When I left Philmont in 1984, I had no real idea that I might ever need to write about it. When people are young, they don't tend to think about these things. After returning home, school and other social demands mounted. I went off to college, people and places changed, and I lost contact with many of them. And even as they did, I still never thought about the importance of recording things, confident that I would always clearly remember anything important. But, the years which have now passed have made it difficult to recall the details. So, when I finally realised this, I began to make a concerted effort to do so. The result is this journal. On a mid-summer visit to New Mexico recently, I passed through Philmont once again and wondered if the place had changed. So, I stopped in. I asked the sales clerk in the Trading Post about the Philmont belt buckles -- like the one I got so many years ago.
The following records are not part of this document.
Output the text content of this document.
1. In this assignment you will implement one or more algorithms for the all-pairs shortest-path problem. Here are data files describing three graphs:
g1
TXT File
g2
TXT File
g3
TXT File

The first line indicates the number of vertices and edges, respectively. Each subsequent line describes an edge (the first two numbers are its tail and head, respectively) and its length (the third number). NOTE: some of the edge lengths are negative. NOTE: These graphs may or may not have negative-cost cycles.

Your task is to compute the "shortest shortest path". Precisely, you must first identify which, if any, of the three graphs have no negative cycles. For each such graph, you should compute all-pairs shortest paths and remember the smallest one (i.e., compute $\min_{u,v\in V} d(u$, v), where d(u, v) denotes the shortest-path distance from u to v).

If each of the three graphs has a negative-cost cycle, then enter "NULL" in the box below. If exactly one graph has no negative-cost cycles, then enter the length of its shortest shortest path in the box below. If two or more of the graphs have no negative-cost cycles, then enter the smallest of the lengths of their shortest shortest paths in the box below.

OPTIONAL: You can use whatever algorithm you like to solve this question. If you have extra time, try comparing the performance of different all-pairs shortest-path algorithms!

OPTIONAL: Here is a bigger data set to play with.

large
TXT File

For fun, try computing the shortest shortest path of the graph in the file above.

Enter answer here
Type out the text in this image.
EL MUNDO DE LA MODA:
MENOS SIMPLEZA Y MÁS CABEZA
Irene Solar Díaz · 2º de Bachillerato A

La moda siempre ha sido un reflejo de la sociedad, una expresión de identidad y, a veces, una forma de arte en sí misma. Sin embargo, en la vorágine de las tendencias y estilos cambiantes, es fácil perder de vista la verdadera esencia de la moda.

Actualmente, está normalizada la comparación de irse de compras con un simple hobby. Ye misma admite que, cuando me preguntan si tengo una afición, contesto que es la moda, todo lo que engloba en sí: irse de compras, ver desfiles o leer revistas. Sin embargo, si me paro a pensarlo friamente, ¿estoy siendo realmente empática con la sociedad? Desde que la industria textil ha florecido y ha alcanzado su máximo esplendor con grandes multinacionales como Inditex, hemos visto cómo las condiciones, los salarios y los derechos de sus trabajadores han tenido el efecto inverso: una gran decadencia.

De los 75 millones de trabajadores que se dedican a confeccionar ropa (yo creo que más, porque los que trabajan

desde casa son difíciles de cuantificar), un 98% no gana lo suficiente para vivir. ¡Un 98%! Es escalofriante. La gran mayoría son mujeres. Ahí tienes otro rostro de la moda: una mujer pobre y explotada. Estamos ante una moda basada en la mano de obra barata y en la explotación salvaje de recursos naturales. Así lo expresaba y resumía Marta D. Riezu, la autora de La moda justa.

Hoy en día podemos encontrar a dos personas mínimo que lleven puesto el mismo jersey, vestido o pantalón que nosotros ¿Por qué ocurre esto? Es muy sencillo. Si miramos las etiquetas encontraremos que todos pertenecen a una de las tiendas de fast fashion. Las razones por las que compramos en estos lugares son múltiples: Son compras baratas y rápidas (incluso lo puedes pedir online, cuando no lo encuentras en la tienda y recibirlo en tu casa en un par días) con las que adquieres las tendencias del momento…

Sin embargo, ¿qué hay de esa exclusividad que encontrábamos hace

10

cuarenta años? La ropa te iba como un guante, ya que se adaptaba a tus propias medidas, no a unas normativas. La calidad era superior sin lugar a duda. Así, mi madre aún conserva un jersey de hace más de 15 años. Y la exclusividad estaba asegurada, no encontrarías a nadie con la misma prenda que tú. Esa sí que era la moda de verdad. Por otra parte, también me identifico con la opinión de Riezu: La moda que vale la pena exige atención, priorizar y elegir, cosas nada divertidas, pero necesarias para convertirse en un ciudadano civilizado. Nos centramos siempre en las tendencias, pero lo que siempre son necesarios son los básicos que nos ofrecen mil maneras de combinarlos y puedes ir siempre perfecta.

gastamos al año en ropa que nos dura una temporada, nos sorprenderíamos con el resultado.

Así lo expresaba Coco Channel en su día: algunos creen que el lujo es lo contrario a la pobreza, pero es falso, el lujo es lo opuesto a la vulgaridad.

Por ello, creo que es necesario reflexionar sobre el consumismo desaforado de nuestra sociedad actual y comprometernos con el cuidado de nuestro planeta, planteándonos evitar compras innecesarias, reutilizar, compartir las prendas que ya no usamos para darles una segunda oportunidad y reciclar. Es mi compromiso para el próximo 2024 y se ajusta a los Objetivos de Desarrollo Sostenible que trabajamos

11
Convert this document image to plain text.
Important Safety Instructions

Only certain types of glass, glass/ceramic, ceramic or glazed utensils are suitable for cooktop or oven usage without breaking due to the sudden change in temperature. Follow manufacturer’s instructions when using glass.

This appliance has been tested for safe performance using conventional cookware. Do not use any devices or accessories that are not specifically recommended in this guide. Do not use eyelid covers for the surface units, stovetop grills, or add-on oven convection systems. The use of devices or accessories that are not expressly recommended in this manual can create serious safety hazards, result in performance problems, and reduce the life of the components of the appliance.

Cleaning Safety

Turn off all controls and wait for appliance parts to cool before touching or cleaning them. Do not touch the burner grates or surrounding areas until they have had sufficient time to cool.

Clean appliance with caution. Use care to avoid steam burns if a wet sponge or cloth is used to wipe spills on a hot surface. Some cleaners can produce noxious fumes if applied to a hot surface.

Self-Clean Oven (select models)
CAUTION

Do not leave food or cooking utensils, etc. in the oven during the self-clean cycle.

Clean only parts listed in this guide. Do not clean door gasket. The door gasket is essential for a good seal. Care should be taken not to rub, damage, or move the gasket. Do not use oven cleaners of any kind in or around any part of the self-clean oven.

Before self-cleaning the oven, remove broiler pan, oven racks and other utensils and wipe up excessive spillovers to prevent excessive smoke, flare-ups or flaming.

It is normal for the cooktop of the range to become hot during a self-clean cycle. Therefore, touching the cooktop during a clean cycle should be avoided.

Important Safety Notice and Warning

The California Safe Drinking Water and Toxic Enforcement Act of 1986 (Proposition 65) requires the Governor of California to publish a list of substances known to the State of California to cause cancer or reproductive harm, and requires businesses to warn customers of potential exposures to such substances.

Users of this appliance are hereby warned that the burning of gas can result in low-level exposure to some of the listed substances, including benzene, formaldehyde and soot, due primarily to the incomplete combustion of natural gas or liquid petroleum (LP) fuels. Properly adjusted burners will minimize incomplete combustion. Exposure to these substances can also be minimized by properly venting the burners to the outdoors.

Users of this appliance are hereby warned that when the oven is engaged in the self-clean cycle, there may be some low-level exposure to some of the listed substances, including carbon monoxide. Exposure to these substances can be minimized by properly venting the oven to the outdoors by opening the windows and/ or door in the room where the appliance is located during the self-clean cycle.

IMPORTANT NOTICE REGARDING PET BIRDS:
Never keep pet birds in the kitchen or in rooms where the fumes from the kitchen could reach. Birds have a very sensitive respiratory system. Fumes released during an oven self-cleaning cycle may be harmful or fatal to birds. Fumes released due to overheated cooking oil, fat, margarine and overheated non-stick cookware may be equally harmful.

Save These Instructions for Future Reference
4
There were none on the shelves. She replied, "We'll have more in in a few days. Are you just about to go on your trek, or are you just returning? If you are just beginning, I can place one on order, and it should be here by the time you are done." I explained that my trek was long done.
But, digging through memories is like a trek in itself.
And, the strange thing is that, despite all the events and
changes which stand in between then and now, and despite the things
which I cannot remember, it still all seems like
it happened just yesterday.
Postscript
LSR had been the most accessible, large scout camp in the Longhorn Council. Its value was unquestionable. But, lake-front property in Granbury, where LSR sits, had become quite valuable, and track housing developments had encroached on the property as rich retirees moved in from the big city. The Council decided to take the profit and close the camp. This implied the terrible consequence that they would demolish the Tower. What everyone had assumed would remain for a long time would be no longer in the time it would take to bull-doze it. And, I cringed to think of what this meant for the Point as well.
The Tower was a device of healing as well as learning. The consequences of the actions of the Council have hurt many of us deeply. We will heal again, though it may take quite some time. So, now, I am left with the fact that the simple stone I brought to Philmont in 1984 may be the only remaining memorial to John. I believe it is safe to assume it is still there (if not where I placed it, then somewhere). For years, I had not told anyone about this stone. Placing it on the Tooth of Time was an act of a personal nature. I didn't know whether anyone would appreciate it. But, now, in light of the events which have unfolded upon us, I am mentioning it as a part of this journal. Somewhere there is a lesson in all of this. I have not found it yet. But, I keep looking.